UPDATE2: I did few more tries andin the end it's not about different arm9.bin size. I am really stuck at this one :/
1. extract arm9.bin from rom
2. decompress arm9.bin
3. change particular instruction
4. compress arm9.bin
5. pack rom
I always make decompression and then compress it again and I always make changes only on decompressed arm9 (I have automated this process writing some chunk of code, and tested every step and made sure that arm9.bin is in fact decompressed). I can make changes around that faulty job and they still work, only that one isn't. I use ndstool for packing rom, should I modify any headers in case of recompressed arm9.bin changed its size?
I am using the compression tool you've provided.
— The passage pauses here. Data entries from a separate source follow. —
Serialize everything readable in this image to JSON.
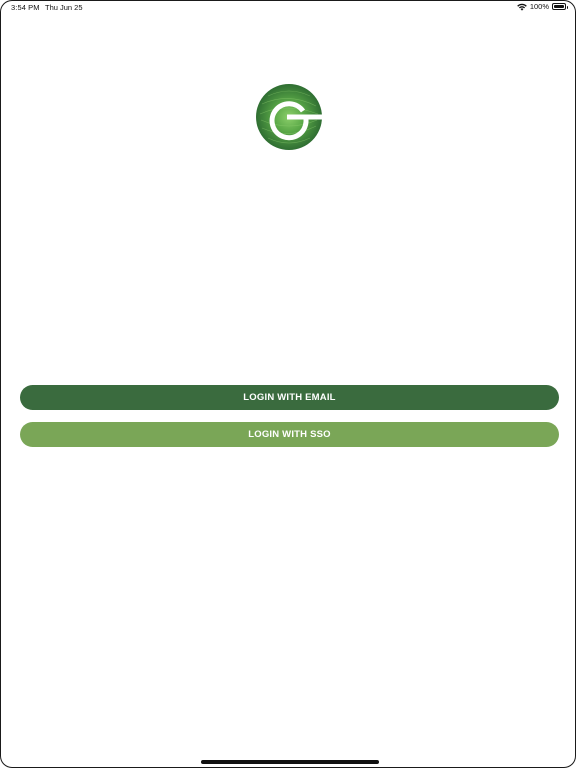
{
  "status_bar": {
    "time": "3:54 PM",
    "date": "Thu Jun 25",
    "battery_percent": "100%",
    "battery_level": 1.0,
    "icons": [
      "wifi-icon",
      "battery-icon"
    ]
  },
  "logo": {
    "icon": "company-logo-g",
    "colors": {
      "outer": "#2f6e32",
      "inner": "#5aa847",
      "highlight": "#8ccf6b"
    }
  },
  "buttons": {
    "login_email": {
      "label": "LOGIN WITH EMAIL",
      "color": "#3a6b3e"
    },
    "login_sso": {
      "label": "LOGIN WITH SSO",
      "color": "#7aa657"
    }
  },
  "colors": {
    "background": "#ffffff",
    "text_on_button": "#ffffff"
  }
}
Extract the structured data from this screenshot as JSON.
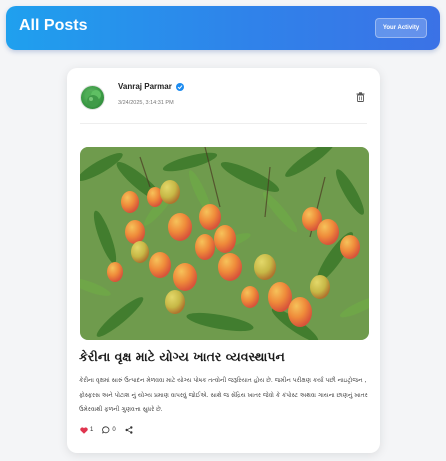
{
  "header": {
    "title": "All Posts",
    "activity_button": "Your Activity",
    "gradient_colors": [
      "#1fa0ee",
      "#3b72e6"
    ]
  },
  "post": {
    "author": "Vanraj Parmar",
    "verified": true,
    "timestamp": "3/24/2025, 3:14:31 PM",
    "image_subject": "mango tree with ripe mangoes",
    "title": "કેરીના વૃક્ષ માટે યોગ્ય ખાતર વ્યવસ્થાપન",
    "body": "કેરીના વૃક્ષમાં સારું ઉત્પાદન મેળવવા માટે યોગ્ય પોષક તત્વોની જરૂરિયાત હોય છે. જમીન પરીક્ષણ કર્યા પછી નાઇટ્રોજન , ફોસ્ફરસ અને પોટાશ નું યોગ્ય પ્રમાણ વાપરવું જોઈએ. સાથે જ સેંદ્રિય ખાતર જેવો કે કંપોસ્ટ અથવા ગાયના છાણનું ખાતર ઉમેરવાથી ફળની ગુણવત્તા સુધરે છે.",
    "likes": "1",
    "comments": "0",
    "accent_like": "#e0344f",
    "accent_verified": "#1d8cf0"
  },
  "icons": [
    "verified-badge-icon",
    "trash-icon",
    "heart-icon",
    "comment-icon",
    "share-icon"
  ]
}
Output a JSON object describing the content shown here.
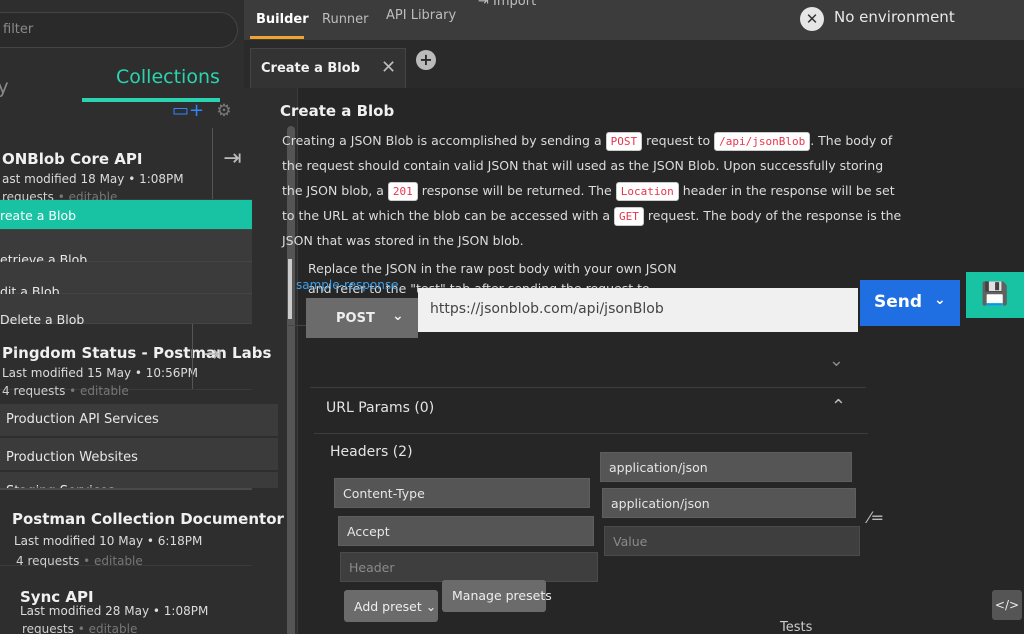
{
  "sidebar": {
    "filter_placeholder": "filter",
    "tab_history": "ory",
    "tab_collections": "Collections",
    "icons": {
      "new_folder": "new-folder-icon",
      "settings": "gear-icon"
    },
    "collections": [
      {
        "title": "ONBlob Core API",
        "modified": "ast modified 18 May • 1:08PM",
        "requests": "requests",
        "editable": "• editable",
        "items": [
          "reate a Blob",
          "etrieve a Blob",
          "dit a Blob",
          "Delete a Blob"
        ],
        "active_item": 0
      },
      {
        "title": "Pingdom Status - Postman Labs",
        "modified": "Last modified 15 May • 10:56PM",
        "requests": "4 requests",
        "editable": "• editable",
        "folders": [
          "Production API Services",
          "Production Websites",
          "Staging Services"
        ]
      },
      {
        "title": "Postman Collection Documentor",
        "modified": "Last modified 10 May • 6:18PM",
        "requests": "4 requests",
        "editable": "• editable"
      },
      {
        "title": "Sync API",
        "modified": "Last modified 28 May • 1:08PM",
        "requests": "requests",
        "editable": "• editable"
      }
    ]
  },
  "topbar": {
    "tabs": [
      "Builder",
      "Runner",
      "API Library",
      "Import"
    ],
    "environment": "No environment"
  },
  "request_tab": {
    "title": "Create a Blob",
    "close": "✕",
    "add": "+"
  },
  "description": {
    "title": "Create a Blob",
    "p1_a": "Creating a JSON Blob is accomplished by sending a",
    "code_post": "POST",
    "p1_b": "request to",
    "code_path": "/api/jsonBlob",
    "p1_c": ". The body of the request should contain valid JSON that will used as the JSON Blob. Upon successfully storing the JSON blob, a",
    "code_201": "201",
    "p1_d": "response will be returned. The",
    "code_location": "Location",
    "p1_e": "header in the response will be set to the URL at which the blob can be accessed with a",
    "code_get": "GET",
    "p1_f": "request. The body of the response is the JSON that was stored in the JSON blob.",
    "quote": "Replace the JSON in the raw post body with your own JSON and refer to the \"test\" tab after sending the request to easily retrieve the location of your newly created JSON",
    "sample_link": "sample-response"
  },
  "request": {
    "method": "POST",
    "url": "https://jsonblob.com/api/jsonBlob",
    "send": "Send",
    "url_params_label": "URL Params (0)",
    "headers_label": "Headers (2)",
    "headers": [
      {
        "key": "Content-Type",
        "value": "application/json"
      },
      {
        "key": "Accept",
        "value": "application/json"
      }
    ],
    "header_placeholder": "Header",
    "value_placeholder": "Value",
    "add_preset": "Add preset",
    "manage_presets": "Manage presets",
    "tests_tab": "Tests"
  },
  "colors": {
    "accent": "#17c3a3",
    "send": "#1f6fe3",
    "code_text": "#e8344a",
    "builder_underline": "#f0a32f"
  }
}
UPDATE2: I did few more tries andin the end it's not about different arm9.bin size. I am really stuck at this one :/
Last edited by kinder_bueno,
@FAST6191 Small update - I've disabled redirection of below 8000h reads in desmume and discovered 3 such reads - after that one change the game in fact doesn't react in save menu. The thing is, that I've written some chunk of code which allowed me to identify which instructions prepare those reads, but couldn't find it directly in arm9.bin nor its overlays. It turned out, after small investigation, that one of overlays (one which I can exclude and game runs but it behaves like AP is triggered on untouched desmume) prepares instructions in memory which will be executed in order to insert cartridge address into particular part in memory (those additional registers for cart protocol)... so we have self-modifying code here :/ I don't have any clue how to proceed now. How would you approach this?